Through holes in the ﬂoor I glimpsed shadowy tunnels and byways running off to unknown destinations. Two museums really shone a light on the Etruscans for me - the one at Tuscania, and its sister museum down the road at Tarquinia.
The sarcophagus-lid efﬁgies had faces carved in portraiture of the deceased: a grinning man with a tip-tilted nose, an old woman lined and sunken-cheeked, a magistrate with a pinched, sour mouth.
At Tarquinia many were named in backwards-running Etruscan writing: Larth Alvethna in a fancy cap, Laris Partunus the priest with one hand raised in blessing, Velthur Partunus with his feet on a horned river god.

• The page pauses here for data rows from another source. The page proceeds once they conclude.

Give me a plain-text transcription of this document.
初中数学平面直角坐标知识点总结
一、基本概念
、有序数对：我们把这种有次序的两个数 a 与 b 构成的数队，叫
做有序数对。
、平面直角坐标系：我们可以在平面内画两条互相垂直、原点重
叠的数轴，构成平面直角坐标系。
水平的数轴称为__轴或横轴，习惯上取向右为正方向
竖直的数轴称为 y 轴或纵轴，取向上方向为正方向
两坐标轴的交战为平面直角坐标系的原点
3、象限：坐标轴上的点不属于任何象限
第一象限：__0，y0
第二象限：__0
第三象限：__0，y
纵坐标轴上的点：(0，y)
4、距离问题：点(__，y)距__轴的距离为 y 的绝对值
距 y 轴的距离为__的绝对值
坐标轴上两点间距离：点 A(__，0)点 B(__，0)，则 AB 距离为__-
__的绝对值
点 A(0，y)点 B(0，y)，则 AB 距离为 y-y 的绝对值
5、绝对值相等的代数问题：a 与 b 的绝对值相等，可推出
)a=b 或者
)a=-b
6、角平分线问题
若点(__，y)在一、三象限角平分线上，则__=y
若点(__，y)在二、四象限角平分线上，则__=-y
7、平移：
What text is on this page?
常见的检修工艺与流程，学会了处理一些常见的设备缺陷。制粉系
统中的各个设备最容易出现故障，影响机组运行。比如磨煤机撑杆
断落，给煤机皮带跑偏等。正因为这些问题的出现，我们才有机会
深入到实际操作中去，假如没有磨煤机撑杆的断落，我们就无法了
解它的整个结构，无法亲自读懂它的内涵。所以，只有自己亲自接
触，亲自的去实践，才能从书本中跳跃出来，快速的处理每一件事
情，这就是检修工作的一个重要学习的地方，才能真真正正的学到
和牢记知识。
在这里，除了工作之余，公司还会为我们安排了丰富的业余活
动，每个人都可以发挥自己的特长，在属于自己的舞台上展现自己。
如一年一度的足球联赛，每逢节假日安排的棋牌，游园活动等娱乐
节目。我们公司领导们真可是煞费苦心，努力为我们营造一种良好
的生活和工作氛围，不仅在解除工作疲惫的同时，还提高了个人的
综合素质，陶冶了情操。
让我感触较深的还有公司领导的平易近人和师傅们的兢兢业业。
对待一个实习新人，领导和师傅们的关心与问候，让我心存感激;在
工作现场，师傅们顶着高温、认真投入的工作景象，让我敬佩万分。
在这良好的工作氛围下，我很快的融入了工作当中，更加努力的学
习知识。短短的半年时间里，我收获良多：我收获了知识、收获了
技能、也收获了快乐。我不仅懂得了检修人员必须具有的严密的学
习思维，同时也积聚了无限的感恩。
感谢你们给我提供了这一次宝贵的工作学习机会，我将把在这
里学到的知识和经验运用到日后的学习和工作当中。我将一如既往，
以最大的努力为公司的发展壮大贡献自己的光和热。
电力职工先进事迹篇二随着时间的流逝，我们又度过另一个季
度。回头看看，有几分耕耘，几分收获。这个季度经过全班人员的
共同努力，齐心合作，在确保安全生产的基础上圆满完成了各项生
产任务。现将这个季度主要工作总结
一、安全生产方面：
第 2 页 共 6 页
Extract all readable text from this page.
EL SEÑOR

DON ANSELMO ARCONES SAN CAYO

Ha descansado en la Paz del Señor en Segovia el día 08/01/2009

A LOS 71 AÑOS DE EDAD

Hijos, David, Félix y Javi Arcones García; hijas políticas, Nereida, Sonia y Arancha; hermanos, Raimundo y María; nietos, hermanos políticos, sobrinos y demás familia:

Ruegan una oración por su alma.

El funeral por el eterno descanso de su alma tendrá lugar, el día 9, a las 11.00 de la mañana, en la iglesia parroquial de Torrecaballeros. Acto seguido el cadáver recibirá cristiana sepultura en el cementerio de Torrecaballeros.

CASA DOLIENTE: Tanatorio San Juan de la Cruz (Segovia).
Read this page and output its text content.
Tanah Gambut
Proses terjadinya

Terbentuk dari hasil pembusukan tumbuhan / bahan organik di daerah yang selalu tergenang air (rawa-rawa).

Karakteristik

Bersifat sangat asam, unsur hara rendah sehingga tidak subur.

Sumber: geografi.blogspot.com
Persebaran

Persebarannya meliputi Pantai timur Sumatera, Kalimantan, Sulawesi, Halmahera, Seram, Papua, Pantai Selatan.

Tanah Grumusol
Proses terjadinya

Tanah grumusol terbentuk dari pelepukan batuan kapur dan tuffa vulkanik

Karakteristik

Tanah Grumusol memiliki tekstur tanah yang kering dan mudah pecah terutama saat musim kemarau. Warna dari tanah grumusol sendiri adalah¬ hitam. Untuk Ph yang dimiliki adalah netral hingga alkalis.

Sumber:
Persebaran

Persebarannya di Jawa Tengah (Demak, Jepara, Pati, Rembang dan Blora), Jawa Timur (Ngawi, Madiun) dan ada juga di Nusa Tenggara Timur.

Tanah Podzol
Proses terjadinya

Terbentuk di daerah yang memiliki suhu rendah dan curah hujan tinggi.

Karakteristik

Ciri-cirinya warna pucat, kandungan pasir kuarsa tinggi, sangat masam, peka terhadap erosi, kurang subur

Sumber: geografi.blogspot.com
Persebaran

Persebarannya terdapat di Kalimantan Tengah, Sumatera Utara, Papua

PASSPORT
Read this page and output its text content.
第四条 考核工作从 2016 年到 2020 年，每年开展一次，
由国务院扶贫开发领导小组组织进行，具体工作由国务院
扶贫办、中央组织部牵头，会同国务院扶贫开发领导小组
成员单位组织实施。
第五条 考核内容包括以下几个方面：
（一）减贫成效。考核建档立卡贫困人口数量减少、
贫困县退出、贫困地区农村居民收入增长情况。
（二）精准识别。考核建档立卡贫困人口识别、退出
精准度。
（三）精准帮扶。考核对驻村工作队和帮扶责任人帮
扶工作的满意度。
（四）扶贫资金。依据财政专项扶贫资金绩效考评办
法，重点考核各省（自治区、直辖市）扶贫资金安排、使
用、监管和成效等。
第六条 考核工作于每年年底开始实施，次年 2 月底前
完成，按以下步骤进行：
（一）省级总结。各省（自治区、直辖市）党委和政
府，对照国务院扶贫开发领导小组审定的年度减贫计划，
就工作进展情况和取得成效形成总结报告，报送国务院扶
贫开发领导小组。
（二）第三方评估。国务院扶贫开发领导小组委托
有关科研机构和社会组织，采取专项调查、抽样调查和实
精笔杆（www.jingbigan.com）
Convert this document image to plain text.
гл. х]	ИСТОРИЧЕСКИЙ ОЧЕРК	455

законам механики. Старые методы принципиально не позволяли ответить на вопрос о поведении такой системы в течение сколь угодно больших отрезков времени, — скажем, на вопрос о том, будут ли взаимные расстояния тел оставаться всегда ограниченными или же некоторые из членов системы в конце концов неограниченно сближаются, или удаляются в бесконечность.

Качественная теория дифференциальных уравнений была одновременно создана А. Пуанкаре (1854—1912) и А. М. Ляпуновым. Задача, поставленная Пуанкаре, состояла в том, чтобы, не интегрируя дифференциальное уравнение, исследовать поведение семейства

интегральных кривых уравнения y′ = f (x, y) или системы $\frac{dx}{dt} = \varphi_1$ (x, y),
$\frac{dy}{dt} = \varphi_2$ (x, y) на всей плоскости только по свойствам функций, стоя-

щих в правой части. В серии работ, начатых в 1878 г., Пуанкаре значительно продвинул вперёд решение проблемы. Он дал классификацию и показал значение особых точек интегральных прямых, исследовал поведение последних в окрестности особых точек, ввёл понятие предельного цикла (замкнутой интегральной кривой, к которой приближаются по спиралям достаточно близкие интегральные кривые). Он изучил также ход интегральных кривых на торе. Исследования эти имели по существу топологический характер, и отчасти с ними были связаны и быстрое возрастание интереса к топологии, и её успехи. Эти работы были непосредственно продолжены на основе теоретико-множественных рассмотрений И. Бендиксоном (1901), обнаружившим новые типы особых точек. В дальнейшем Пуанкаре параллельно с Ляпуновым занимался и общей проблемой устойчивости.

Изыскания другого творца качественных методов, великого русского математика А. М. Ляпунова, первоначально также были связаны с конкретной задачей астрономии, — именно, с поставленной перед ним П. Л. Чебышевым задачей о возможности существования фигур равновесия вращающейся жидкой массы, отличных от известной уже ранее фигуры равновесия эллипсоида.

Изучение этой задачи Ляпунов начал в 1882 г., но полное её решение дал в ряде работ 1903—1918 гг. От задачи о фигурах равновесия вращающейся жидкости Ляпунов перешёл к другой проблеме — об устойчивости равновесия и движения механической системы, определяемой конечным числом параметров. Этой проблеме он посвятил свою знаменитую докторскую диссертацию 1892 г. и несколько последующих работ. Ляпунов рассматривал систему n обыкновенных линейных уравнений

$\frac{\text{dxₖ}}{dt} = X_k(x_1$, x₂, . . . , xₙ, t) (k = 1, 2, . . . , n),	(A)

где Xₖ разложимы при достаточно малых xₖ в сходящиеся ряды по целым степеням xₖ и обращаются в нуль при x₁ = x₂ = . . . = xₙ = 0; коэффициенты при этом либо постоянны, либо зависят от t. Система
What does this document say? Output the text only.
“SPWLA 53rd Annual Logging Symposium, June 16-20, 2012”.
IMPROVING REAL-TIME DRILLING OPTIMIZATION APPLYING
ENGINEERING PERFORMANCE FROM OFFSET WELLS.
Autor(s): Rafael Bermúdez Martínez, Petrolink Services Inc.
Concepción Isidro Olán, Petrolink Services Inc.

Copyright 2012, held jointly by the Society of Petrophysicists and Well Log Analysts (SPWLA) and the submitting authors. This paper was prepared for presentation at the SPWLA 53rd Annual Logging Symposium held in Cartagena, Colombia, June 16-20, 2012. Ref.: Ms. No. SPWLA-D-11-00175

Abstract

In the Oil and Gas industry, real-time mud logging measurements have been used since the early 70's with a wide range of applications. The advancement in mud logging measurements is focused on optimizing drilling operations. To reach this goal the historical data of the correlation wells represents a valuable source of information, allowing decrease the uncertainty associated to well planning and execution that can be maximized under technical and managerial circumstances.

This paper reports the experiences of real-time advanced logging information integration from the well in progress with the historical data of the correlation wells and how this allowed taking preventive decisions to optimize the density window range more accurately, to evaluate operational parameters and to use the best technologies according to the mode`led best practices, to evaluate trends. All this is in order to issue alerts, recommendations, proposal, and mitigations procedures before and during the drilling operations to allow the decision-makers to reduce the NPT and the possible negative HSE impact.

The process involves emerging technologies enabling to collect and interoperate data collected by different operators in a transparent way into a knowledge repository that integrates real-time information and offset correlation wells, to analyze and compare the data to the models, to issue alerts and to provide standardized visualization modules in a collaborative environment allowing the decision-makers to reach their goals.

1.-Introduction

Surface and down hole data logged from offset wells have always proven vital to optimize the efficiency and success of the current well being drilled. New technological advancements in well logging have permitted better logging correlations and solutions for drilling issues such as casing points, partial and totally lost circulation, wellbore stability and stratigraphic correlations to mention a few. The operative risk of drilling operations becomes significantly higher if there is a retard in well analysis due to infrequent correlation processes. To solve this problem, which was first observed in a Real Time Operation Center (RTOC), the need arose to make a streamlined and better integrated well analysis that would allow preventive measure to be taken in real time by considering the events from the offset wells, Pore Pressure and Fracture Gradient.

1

The names bestowed personality, almost an intimacy. There were rooms full of pottery, of bronze helmets and goblets, of jars painted with vivid, cruel battle scenes: men grabbed by the hair, speared, forced to their knees, humiliated.
The Etruscans were engaged from around 400 BC in a long struggle with the Romans, and echoes of the pain of their long defeat reverberated in those violent scenes. I wanted an antidote to the gloom and - unsurprisingly, among such death-obsessed people - I found it underground in the fabulous painted tombs of the Tarquinia necropolis.
Here in vivid frescoes were the Etruscans of the glorious 6th century BC in all their vigour and liveliness: courting, feasting, hunting birds and deer, making love and making merry in the woods and ﬁelds of Lazio.
The Romans and their jackboot sandals cast no shadow for these delighted and delightful folk, celebrating the pleasures of life at the very gates of the Underworld.